The relentless rise of unclaimed dividends, up by more than N176 billion over the last 20 years, and projected to hit N200 billion over the next 7 months is causing worry for investors. Some analysts say the continuing trend can be ascribed to bureaucratic bottlenecks caused by the law, regulators and agents alike.
Although the Security and Exchange Commission (SEC) had claimed to have made sedulous efforts to reduce the development to zero, there seems to be no abatement in sight.
From a little over N2 billion in 1999, the figure rose sharply to N158.4 billion at the end of 2019, an increase of 32 per cent from N120 billion recorded in 2018, stands at N178 billion today, and projected to accrete to N200 billion by year end.
“What this tells us is that the measures put in place by the SEC are yet to hit the right chord,” said a Lagos-based stockbroker, Friday Udom.
The trend compounds the woes of investors, and threatens to dampen investment fervor. An investor in the stock of Stanbic IBTC, Iwinosa Ogbegbor, told this medium that although the value of his stocks have grown over the last 12 years, with several dividends having been declared over the period, he is yet to make any claims, although he has met the necessary requirements for payment. He said he blames bureaucracy in the system.
A civil servant, Onyinye Uche told NATIONAL ECONOMY that she wishes to invest more of her savings in stocks, but is deterred by the fact that she has not been able to claim any cash from her investments since 2007. “How can I put my money into something I have not been able to get any reward from?” she quipped.
It may be recalled that the House of Representatives Committee on Capital Market last November predicted that unclaimed dividends in the country should be in the region of N200 billion by the end of this year. Chairman of the committee, Babangida Ibrahim, disclosed this at an investigative hearing on “The Need to Investigate the Rising Value of Unclaimed Dividends, Unremitted Witholding Tax on Dividends and their Attendant Effects on Nation’s Economy.” This, as the committee chair noted, was a worrisome development indeed.

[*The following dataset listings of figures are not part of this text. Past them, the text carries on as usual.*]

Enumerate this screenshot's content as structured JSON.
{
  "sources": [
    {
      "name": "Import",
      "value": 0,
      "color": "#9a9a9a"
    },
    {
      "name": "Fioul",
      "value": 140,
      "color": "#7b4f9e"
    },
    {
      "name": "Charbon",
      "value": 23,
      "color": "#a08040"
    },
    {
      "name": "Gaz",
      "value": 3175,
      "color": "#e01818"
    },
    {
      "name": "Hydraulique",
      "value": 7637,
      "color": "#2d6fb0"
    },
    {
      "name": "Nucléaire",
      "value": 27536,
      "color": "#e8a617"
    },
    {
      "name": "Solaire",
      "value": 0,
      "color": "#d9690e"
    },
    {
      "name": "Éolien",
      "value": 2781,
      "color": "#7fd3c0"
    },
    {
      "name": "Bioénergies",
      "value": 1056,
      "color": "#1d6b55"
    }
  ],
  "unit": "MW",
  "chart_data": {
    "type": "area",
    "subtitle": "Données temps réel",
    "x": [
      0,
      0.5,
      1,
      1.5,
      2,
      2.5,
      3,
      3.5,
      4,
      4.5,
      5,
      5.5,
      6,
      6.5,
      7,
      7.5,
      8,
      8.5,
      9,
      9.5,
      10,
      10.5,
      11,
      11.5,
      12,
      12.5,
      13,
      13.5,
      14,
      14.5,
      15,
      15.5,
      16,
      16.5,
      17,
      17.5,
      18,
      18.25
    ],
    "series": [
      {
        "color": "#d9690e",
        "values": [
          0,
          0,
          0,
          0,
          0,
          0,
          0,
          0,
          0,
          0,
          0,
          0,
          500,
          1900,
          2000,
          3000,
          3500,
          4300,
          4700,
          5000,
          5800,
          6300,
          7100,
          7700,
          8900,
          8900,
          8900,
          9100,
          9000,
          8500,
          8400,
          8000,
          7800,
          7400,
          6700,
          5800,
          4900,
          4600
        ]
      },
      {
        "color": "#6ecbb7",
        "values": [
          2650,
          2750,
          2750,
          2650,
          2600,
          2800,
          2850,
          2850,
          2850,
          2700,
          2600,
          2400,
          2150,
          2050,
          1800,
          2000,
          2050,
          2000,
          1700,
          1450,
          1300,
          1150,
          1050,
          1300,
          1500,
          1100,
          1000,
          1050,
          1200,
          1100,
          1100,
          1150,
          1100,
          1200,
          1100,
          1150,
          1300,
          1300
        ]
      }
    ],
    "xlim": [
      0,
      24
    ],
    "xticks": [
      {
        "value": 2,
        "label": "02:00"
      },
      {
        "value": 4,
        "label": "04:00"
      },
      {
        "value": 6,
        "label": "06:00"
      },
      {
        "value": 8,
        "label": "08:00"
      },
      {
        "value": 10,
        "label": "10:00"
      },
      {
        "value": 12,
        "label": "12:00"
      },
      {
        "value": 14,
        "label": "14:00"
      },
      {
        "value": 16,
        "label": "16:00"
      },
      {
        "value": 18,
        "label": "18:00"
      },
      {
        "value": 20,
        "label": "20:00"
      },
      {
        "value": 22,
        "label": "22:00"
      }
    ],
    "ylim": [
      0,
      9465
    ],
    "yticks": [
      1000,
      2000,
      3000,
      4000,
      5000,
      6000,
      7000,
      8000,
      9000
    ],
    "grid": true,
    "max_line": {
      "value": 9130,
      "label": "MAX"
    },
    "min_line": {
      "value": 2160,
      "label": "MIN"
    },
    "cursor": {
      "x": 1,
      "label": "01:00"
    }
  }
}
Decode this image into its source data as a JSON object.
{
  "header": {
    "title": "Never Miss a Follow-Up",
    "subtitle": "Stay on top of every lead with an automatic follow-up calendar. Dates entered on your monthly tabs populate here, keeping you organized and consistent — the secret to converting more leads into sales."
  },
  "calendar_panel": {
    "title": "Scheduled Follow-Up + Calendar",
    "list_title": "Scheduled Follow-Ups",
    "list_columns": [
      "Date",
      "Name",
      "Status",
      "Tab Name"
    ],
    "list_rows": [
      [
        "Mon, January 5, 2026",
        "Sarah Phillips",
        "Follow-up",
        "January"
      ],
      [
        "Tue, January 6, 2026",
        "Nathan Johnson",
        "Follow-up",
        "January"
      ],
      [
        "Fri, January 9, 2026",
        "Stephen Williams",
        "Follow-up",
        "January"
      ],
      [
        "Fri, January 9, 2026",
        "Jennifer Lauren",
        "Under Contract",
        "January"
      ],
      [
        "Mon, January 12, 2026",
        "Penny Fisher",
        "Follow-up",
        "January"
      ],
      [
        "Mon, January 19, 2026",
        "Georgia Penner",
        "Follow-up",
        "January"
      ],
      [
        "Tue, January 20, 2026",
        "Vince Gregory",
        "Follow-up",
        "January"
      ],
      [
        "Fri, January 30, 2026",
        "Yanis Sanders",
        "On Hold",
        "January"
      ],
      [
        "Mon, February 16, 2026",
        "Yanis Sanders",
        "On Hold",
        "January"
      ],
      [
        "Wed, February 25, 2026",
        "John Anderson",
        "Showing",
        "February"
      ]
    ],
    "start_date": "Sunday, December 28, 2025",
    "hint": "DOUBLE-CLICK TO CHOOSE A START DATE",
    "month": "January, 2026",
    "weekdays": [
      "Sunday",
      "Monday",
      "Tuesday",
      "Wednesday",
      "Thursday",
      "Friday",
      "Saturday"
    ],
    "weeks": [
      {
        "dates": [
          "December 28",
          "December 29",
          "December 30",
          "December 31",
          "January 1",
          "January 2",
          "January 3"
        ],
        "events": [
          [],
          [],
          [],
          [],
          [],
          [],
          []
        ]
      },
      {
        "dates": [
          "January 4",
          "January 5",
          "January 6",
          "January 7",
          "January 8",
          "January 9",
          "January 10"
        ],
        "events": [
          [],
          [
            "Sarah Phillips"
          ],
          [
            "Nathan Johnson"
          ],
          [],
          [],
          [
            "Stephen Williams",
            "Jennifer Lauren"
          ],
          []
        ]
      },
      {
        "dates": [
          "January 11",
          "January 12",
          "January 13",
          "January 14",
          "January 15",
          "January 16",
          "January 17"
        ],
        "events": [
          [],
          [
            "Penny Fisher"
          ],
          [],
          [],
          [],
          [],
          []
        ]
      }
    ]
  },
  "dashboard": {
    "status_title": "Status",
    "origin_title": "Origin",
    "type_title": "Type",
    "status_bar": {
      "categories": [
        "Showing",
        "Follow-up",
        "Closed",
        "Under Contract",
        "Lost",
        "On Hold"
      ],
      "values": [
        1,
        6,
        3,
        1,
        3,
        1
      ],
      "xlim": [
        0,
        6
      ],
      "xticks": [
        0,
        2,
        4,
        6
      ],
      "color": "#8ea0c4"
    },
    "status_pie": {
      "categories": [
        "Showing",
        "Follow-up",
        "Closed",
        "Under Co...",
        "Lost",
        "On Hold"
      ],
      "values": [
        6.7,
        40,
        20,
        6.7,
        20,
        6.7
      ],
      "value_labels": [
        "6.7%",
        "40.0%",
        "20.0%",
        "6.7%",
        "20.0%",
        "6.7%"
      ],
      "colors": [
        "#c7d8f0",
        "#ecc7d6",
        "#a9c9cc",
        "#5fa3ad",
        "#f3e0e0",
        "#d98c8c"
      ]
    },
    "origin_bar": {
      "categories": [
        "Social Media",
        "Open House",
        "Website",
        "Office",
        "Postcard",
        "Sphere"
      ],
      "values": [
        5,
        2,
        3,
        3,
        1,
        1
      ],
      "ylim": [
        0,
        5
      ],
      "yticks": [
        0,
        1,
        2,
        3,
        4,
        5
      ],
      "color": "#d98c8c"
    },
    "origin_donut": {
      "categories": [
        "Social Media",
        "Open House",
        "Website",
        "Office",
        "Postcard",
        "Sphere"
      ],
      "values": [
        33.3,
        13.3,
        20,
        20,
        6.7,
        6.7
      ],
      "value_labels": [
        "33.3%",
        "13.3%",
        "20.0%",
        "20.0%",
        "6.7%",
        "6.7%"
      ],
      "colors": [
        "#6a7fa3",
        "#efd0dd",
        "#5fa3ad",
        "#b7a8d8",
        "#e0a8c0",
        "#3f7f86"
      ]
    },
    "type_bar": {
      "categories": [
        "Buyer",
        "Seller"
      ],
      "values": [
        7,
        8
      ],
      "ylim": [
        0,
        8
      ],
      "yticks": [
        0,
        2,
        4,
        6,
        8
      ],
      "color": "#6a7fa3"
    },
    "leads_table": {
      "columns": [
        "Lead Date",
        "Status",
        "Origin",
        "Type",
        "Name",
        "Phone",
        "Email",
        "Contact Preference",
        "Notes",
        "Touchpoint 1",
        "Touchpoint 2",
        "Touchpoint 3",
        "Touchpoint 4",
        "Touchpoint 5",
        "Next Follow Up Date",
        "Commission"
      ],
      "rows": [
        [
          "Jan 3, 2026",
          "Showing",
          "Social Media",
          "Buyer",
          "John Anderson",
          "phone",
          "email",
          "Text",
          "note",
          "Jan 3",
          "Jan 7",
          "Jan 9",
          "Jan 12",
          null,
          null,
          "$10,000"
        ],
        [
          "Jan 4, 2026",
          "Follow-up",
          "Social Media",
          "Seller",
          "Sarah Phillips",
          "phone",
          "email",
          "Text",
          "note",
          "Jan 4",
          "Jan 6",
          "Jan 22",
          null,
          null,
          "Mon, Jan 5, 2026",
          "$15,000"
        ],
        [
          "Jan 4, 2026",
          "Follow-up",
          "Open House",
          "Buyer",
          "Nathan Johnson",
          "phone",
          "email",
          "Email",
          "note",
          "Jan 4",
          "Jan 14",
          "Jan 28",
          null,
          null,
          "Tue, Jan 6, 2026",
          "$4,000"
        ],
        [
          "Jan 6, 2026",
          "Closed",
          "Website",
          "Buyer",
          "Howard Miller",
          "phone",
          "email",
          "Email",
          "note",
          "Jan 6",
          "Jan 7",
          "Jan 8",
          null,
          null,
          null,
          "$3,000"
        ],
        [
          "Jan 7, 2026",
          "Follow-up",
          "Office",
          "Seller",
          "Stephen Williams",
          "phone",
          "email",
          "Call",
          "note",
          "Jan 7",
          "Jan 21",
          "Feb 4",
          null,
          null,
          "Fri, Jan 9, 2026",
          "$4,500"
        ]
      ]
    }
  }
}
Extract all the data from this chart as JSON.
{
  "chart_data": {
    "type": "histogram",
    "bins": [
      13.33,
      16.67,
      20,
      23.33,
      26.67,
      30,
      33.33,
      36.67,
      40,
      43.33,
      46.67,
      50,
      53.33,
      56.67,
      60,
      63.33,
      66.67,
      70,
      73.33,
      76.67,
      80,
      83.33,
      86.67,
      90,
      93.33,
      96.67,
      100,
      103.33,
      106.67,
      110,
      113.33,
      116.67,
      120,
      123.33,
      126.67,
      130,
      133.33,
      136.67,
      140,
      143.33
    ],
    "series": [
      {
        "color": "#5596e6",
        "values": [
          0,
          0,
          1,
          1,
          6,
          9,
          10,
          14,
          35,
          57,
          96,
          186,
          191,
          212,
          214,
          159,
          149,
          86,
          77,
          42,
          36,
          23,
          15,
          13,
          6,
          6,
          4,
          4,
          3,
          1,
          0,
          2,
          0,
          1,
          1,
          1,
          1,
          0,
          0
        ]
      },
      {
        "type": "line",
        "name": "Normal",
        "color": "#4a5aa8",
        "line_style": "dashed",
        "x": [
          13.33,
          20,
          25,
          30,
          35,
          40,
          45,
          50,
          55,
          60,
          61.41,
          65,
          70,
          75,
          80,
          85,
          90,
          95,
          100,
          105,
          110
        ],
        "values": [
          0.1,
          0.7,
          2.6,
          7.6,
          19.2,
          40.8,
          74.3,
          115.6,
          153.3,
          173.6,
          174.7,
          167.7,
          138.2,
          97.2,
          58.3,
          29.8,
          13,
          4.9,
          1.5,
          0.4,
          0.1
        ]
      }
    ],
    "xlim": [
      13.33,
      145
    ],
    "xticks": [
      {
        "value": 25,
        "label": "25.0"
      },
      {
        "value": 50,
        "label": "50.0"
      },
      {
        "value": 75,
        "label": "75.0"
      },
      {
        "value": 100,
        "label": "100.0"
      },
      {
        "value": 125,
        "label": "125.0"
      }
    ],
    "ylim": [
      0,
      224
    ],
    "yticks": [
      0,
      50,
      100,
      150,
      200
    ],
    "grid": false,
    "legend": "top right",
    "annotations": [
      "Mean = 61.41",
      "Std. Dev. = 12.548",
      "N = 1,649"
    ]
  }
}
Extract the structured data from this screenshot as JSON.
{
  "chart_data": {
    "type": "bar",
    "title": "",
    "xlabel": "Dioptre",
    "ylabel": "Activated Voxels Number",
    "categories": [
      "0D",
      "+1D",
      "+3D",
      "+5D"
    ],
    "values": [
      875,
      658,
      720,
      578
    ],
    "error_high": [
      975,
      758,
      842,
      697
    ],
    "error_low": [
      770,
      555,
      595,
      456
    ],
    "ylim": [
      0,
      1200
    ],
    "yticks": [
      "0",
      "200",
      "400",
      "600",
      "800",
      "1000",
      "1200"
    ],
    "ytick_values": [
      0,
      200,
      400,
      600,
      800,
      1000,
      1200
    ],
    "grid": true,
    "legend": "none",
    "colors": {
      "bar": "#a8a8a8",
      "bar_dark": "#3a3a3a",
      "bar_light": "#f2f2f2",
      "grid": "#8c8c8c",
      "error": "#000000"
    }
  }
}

The director-general of the SEC, Mr Lamido Yuguda, had expressed dissatisfaction with the process associated with the release of unclaimed dividends to shareholders by capital market registrars and listed companies.
Yuguda said that dividends that had not been claimed over a certain period were being transferred into the trust fund.
According to him, if anyone comes forward at any given time to claim their unclaimed dividend, this fund will be able to repay those dividends without any problems.
Although N180 billion unclaimed dividends is a large amount, Yuguda said that the amount constituted only five per cent of the quantum of dividends declared in the entire capital market.
“That is a large amount, but when you compare that with the total amount of dividends declared in the Nigerian capital market, these unclaimed dividends amount to about five per cent of the total amount of dividends declared.
“Every person, who has come to the capital market and invested money, should be able to get his dividends as and when due,’’ Yuguda said
He also said the SEC is working with the Central Securities Clearing System (CSCS) and other stakeholders in the industry to address the issue of unclaimed dividends.
“The SEC has been working with CSCS, registrars and the stockbrokers to make sure that every market appraisal makes it easy for the clients to fill their mandate form. We are also making sure that investors continue to get their dividends,” he stated.
He also said the federal government intervened last year by enacting a Finance Act on Unclaimed Dividends Fund.
“The government is looking at unclaimed monies both in the capital market and the banking system and established a fund that will actually access through dividends that have been unclaimed for a certain number of years that meet certain basic definitions.
“It is not that the government has taken over the money, but when the claimants eventually surface, there is a system for recovering.
“Every person who has come to the capital market and invested money should be able to get his dividends as and when due,” he added.
He noted that SEC would continue working to ensure it gets to zero per cent level, saying that “there is a need for strong investor education to achieve success.
The Finance Act 2020 provides that “Any unclaimed dividend of a public limited liability company quoted on the Nigerian Stock Exchange and any unutilised amounts in a dormant bank account maintained in or by a deposit money bank which has remained unclaimed or unutilised for a period of not less than six years from the date of declaring the dividend or domiciling the funds in a bank account shall be transferred immediately to the trust fund.”
Some stakeholders claim that the Act presents another disincentive to potential investors, who claim the federal government may take advantage of their inability to claim their dividends based on bureaucracy on the part of regulators.